Poland / Government Facing Decision On Technology For First Nuclear Plant, Says Minister

By Kamen Kraev
14 February 2020

Jacek Sasin says Poland 'chased by deadlines' to reform energy sector
Government Facing Decision On Technology For First Nuclear Plant, Says Minister
Jacek Sasin, minister of state assets. Image courtesy Polish Council of Ministers.
Poland’s minister of state assets Jacek Sasin said the Polish government can “continue thinking” about the introduction of nuclear energy in the country after European leaders agreed not to exclude nuclear from 2050 net-zero plans at a summit in December.

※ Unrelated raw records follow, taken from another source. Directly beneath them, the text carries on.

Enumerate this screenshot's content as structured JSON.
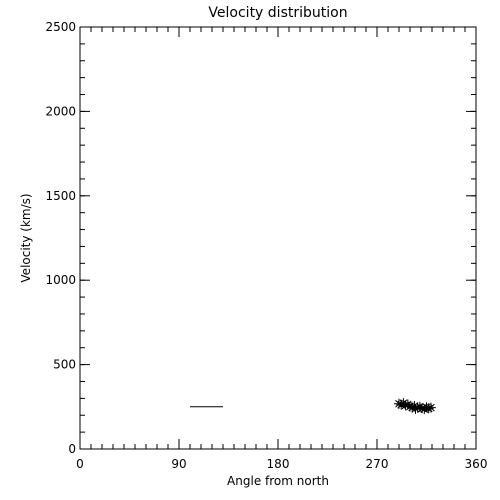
{
  "chart_data": {
    "type": "scatter",
    "title": "Velocity distribution",
    "xlabel": "Angle from north",
    "ylabel": "Velocity (km/s)",
    "xlim": [
      0,
      360
    ],
    "ylim": [
      0,
      2500
    ],
    "xticks": [
      0,
      90,
      180,
      270,
      360
    ],
    "yticks": [
      0,
      500,
      1000,
      1500,
      2000,
      2500
    ],
    "x_minor_step": 10,
    "y_minor_step": 100,
    "grid": false,
    "marker": "asterisk",
    "series": [
      {
        "points": [
          {
            "x": 290,
            "y": 268
          },
          {
            "x": 292,
            "y": 262
          },
          {
            "x": 294,
            "y": 271
          },
          {
            "x": 296,
            "y": 258
          },
          {
            "x": 298,
            "y": 264
          },
          {
            "x": 300,
            "y": 252
          },
          {
            "x": 302,
            "y": 246
          },
          {
            "x": 304,
            "y": 255
          },
          {
            "x": 305,
            "y": 238
          },
          {
            "x": 307,
            "y": 244
          },
          {
            "x": 309,
            "y": 250
          },
          {
            "x": 311,
            "y": 242
          },
          {
            "x": 313,
            "y": 236
          },
          {
            "x": 315,
            "y": 247
          },
          {
            "x": 317,
            "y": 241
          },
          {
            "x": 319,
            "y": 245
          }
        ]
      }
    ],
    "reference_line": {
      "x_start": 100,
      "x_end": 130,
      "y": 250
    }
  }
}
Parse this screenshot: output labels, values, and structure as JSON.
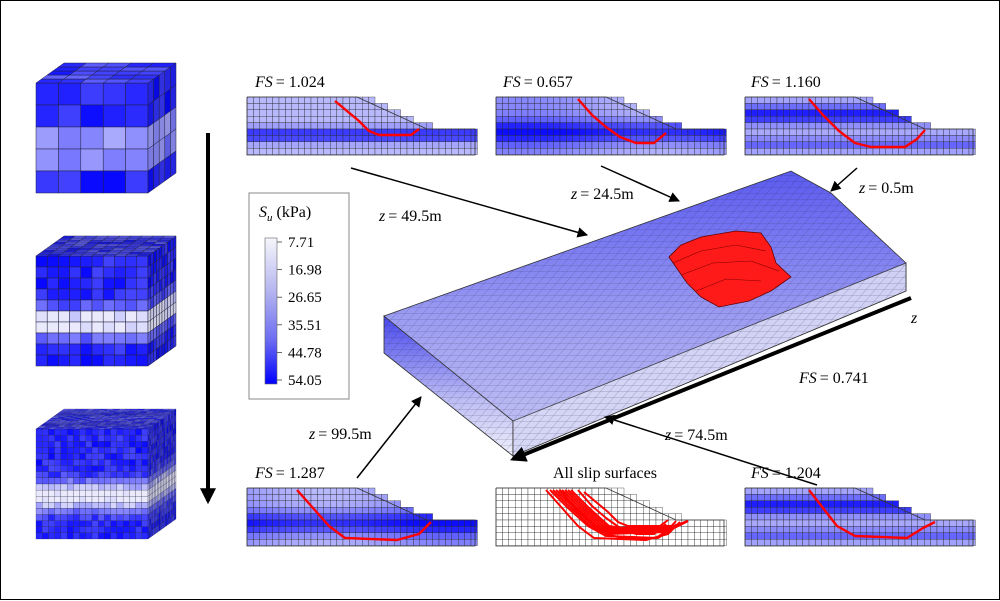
{
  "colors": {
    "su_low": "#f4f4fb",
    "su_high": "#0000ff",
    "slip": "#ff0000",
    "grid": "#1a1a3a"
  },
  "legend": {
    "title_symbol": "S",
    "title_subscript": "u",
    "title_unit": " (kPa)",
    "ticks": [
      "7.71",
      "16.98",
      "26.65",
      "35.51",
      "44.78",
      "54.05"
    ]
  },
  "sections": [
    {
      "id": "top-left",
      "fs_label": "FS",
      "fs_value": "= 1.024",
      "z_label": "z",
      "z_value": "= 49.5m"
    },
    {
      "id": "top-mid",
      "fs_label": "FS",
      "fs_value": "= 0.657",
      "z_label": "z",
      "z_value": "= 24.5m"
    },
    {
      "id": "top-right",
      "fs_label": "FS",
      "fs_value": "= 1.160",
      "z_label": "z",
      "z_value": "= 0.5m"
    },
    {
      "id": "bottom-left",
      "fs_label": "FS",
      "fs_value": "= 1.287",
      "z_label": "z",
      "z_value": "= 99.5m"
    },
    {
      "id": "bottom-right",
      "fs_label": "FS",
      "fs_value": "= 1.204",
      "z_label": "z",
      "z_value": "= 74.5m"
    }
  ],
  "all_slip_label": "All slip surfaces",
  "overall_fs": {
    "label": "FS",
    "value": "= 0.741"
  },
  "z_axis_label": "z",
  "cube_count": 3
}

In an interview for Polish newspaper Gazeta Prawna, Mr Sasin said Poland is facing the decision of choosing a foreign technology vendor for the country’s first nuclear power station project.

“The matter is not simple, these are huge costs and complicated issues related to the choice of technology”, Mr Sasin said.

He said that Poland would “for example put aside” Chinese or Russian technologies, but “there are” US, Japanese, South Korean, and French proposals.

Asked about small modular reactors, Mr Sasin said SMR technology “may work” in the future, however Poland “is chased by deadlines” and needs to reform its energy sector using technologies available in the present.

Poland launched a national nuclear power programme in 2014 which included the construction of up to 6 GW of capacity by 2035, but the government has been delaying a final decision on the programme since taking over in 2015 because of financing uncertainties.

In November 2019, the government’s commissioner for strategic energy infrastructure Piotr Naimski told reporters that officials are in the process of conducting a “very detailed review” of all available reactor technology options.

A draft energy strategy called for construction of Poland’s first nuclear unit by 2033 and another five or six by 2043.

Government sources have said Poland will be aiming at a possible 6% nuclear share in the early to mid-2030s and a 15-20% nuclear share by 2050, although this would depend on a final decision about the nuclear programme and its financing.

Poland wants to invest in a new low-carbon energy source like nuclear to help it reduce its CO2 emissions in line with EU targets. About 80% of Poland’s electricity comes from ageing coal plants, many of which will have to close in the coming decade. Poland wants to reduce that to 60% in the 2030s.